Today I had the chance to go out with a group of professional drivers on one of Canada’s best race tracks in some of the fastest road cars available on the market.  I had a chance to go around the track in two different models from Porsche and an awesome Audi.  We traveled at times at speeds in excess of 200 kilometers per hour.  The track that we were one is not simply an oval.  Mosport is a road course with ten very crazy corners and multiple elevations.  Corner number two could be one of the most dangerous corners at any race track.  You enter the corner at a high speed and your enter it blind.  Because of the turn and the change in elevation you have no way of  knowing what is ahead and around the corner.  If you are going too fast or you don’t pay attention to the flagman who warns you of upcoming danger, you could wreck your car and end up badly injured. 

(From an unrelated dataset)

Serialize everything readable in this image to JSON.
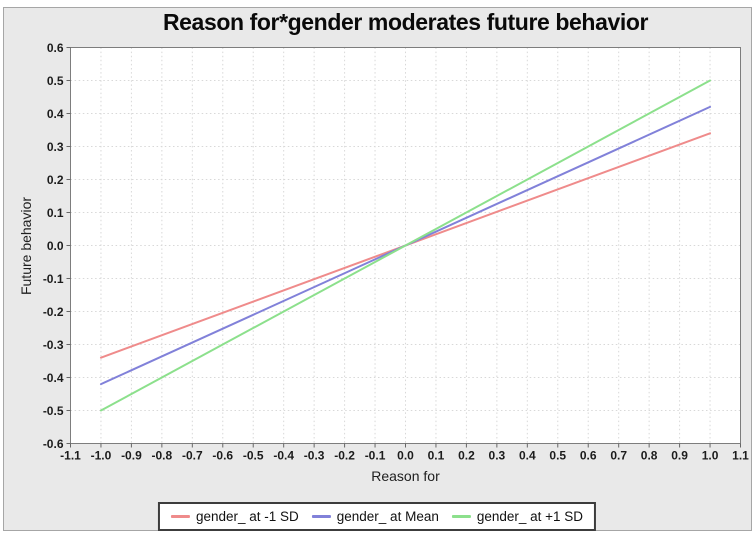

I got thinking about something as I went about a dozen laps around the track.  Life is like turn two.  There are many blind turns in life where you can’t see what is beyond the bend in the road or the changes in elevation.  If you are traveling too fast or you don’t pay attention to the warnings of others you can end up having a wreck with the ramifications having significant impact on your life.

Too many people today are traveling too fast today and they are paying a price.  Yet with all the competition on the track of life, how do you slow down without being passed or lapped?  There are no easy answers.  But more and more people I am talking to are looking for ways to slow down and are not worrying about being lapped anymore.  Their personal health, the relationship with God and their relationship with their family are more important than winning some marketplace or cultural race.   Will they pay a price?  For sure.  But it is a price they are willing to pay because the payoff is the ability to grab ahold of the things in life that really matter.